Simone : C’est ce que vous faites, quand vous riez comme un possédé ; que vous jonglez avec vos opinions ; que vous marmottez des bouffonneries post-maoïstes. […] Je veux qu’on se souvienne de vous pour les risques courus en période de crise ! Et pour la fermeté de votre appui aux causes fondamentales. […] Vous n’avez jamais permis la publication d’une de vos oeuvres sans en ciseler jusqu’à la dernière syllabe. Et voilà que, maintenant, vous ne tarissez pas de sottises  [34].

TT, 81-84

Enfin, l’opinion des personnages de Sartre et de Beauvoir diverge aussi quant à l’attitude que devrait adopter ce dernier à l’égard de sa mort. Elle voudrait qu’il continue à travailler, niant ainsi qu’il puisse mourir. Serein devant sa décision d’arrêter le combat, Sartre s’inquiète plutôt des circonstances de son enterrement :

Sartre : Je ne veux pas… (Elle lui caresse la joue.) Je ne veux pas de funérailles nationales. (Elle est quelque peu stupéfiée.) Je ne veux pas, non plus, qu’ils payent les frais. […] J’ai mis quelques sous de côté.
Simone : Vous ?…
Sartre : Oui. (Elle met un certain temps à absorber le choc.) Dans le tiroir du bas. Dans une chaussette… Une bonne… sans trous.

TT, 34-36

Vecteur majeur de fictionnalité, l’illustration des derniers moments est fréquente dans la biographie imaginaire d’écrivain  [35] : elle autorise souvent le survol des événements majeurs de la vie racontée et devient le support d’une interprétation. Tête-à-tête participe certes de cette tendance, mais il insiste davantage sur l’intimité fragile du couple. Loin de la fascination qu’exerce le biographé sur Beaulieu, Burdman prête un accent ironique à leurs travers. Ainsi, Sartre, interdit d’alcool, cache des bouteilles de cognac un peu partout dans l’appartement de Simone et boit lorsqu’il sait qu’elle n’est pas là. Il déploie une vive énergie à la distraire lorsqu’elle s’aperçoit qu’il a bu :

 Simone se met à renifler de façon plus agressive. Sa mauvaise humeur finit
 par l’emporter : elle se lève d’un bond. […]
Simone : Votre médecin dit que vous pouvez vivre encore des mois, à la condition d’arrêter de boire.
Sartre : Soyez sourde aux médecins. Ils ne comprennent rien que la médecine.
Simone : Où est la bouteille ?
Sartre : Quelle bouteille ?
Simone : Le cognac.
Sartre : Vous avez vraiment un nez merveilleux…
Simone : Où est-il ?
Sartre : … au milieu de votre merveilleux visage. (Il lui pince le nez.)

TT, 42-44

Il ira jusqu’à demander Simone en mariage pour faire diversion ! Plus tard, croyant être seul, il retire péniblement une bouteille qu’il a cachée dans le piano pour en boire une grande lampée… sous le regard de Simone.

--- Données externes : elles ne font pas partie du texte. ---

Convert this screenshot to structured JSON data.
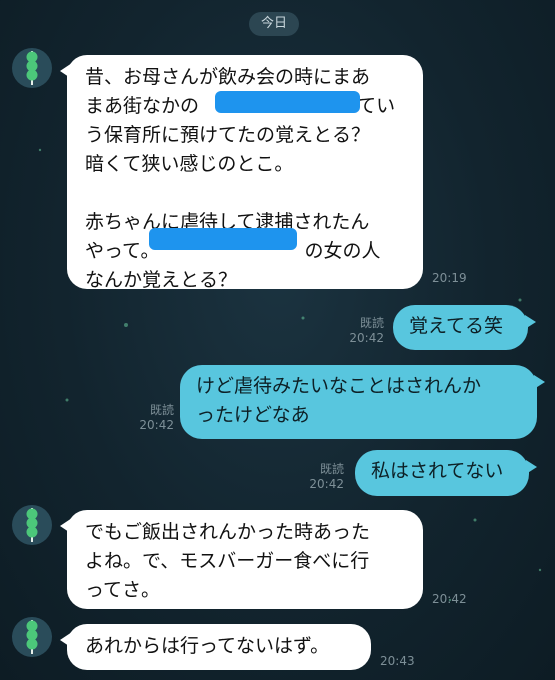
{
  "date_label": "今日",
  "messages": [
    {
      "lines": [
        "昔、お母さんが飲み会の時にまあ",
        "まあ街なかの",
        "う保育所に預けてたの覚えとる？",
        "暗くて狭い感じのとこ。",
        "",
        "赤ちゃんに虐待して逮捕されたん",
        "やって。",
        "なんか覚えとる？"
      ],
      "line2_tail": "ってい",
      "line7_tail": "の女の人",
      "time": "20:19"
    },
    {
      "text": "覚えてる笑",
      "read": "既読",
      "time": "20:42"
    },
    {
      "lines": [
        "けど虐待みたいなことはされんか",
        "ったけどなあ"
      ],
      "read": "既読",
      "time": "20:42"
    },
    {
      "text": "私はされてない",
      "read": "既読",
      "time": "20:42"
    },
    {
      "lines": [
        "でもご飯出されんかった時あった",
        "よね。で、モスバーガー食べに行",
        "ってさ。"
      ],
      "time": "20:42"
    },
    {
      "text": "あれからは行ってないはず。",
      "time": "20:43"
    }
  ],
  "colors": {
    "incoming": "#ffffff",
    "outgoing": "#58c6de",
    "background": "#12242e",
    "redaction": "#1e94ee"
  },
  "icons": {
    "avatar": "green-dango-icon"
  }
}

Burdman se garde bien de la reconstitution documentaire et voyeuriste des derniers jours de l’écrivain : son récit ne correspond pas à celui qu’en fait Beauvoir dans La cérémonie des adieux  [36] et n’en retient pas le pathétique. On s’en soucie finalement assez peu : la mise à distance du tragique par l’humour et la caricature de l’intellectuel déclinant autorisent une lecture renouvelée du célèbre couple, montré dans une intimité toute fictionnelle qui, de manière oblique et loin de toute sensiblerie, en accuse la pérennité.

Le biographé par ses personnages : l’écrivain dans son univers imaginaire

La biographie peut s’écarter de la reconstitution factuelle de la vie de son sujet en choisissant de le montrer dans son propre univers imaginaire, tel qu’il se donne à lire dans l’oeuvre écrite du biographé. Anne Legault, dans O’Neill  [37], recrée un Eugene O’Neill en train d’écrire une de ses pièces, Le long voyage vers la nuit, drame autobiographique rédigé en 1940 et 1941 ; Robert Lalonde, dans Monsieur Bovary ou mourir au théâtre  [38], montre un Flaubert à l’agonie sur une scène de théâtre, qui dialogue avec les personnages de ses romans et de sa correspondance. Sur le mode tragique ou festif, ces deux textes proposent une vision personnelle et fantasmée de l’oeuvre, tout en la sollicitant explicitement ; détournée de ses propres enjeux, l’oeuvre du biographé devient un dispositif fictionnel ouvertement affiché, où l’imaginaire côtoie le réel.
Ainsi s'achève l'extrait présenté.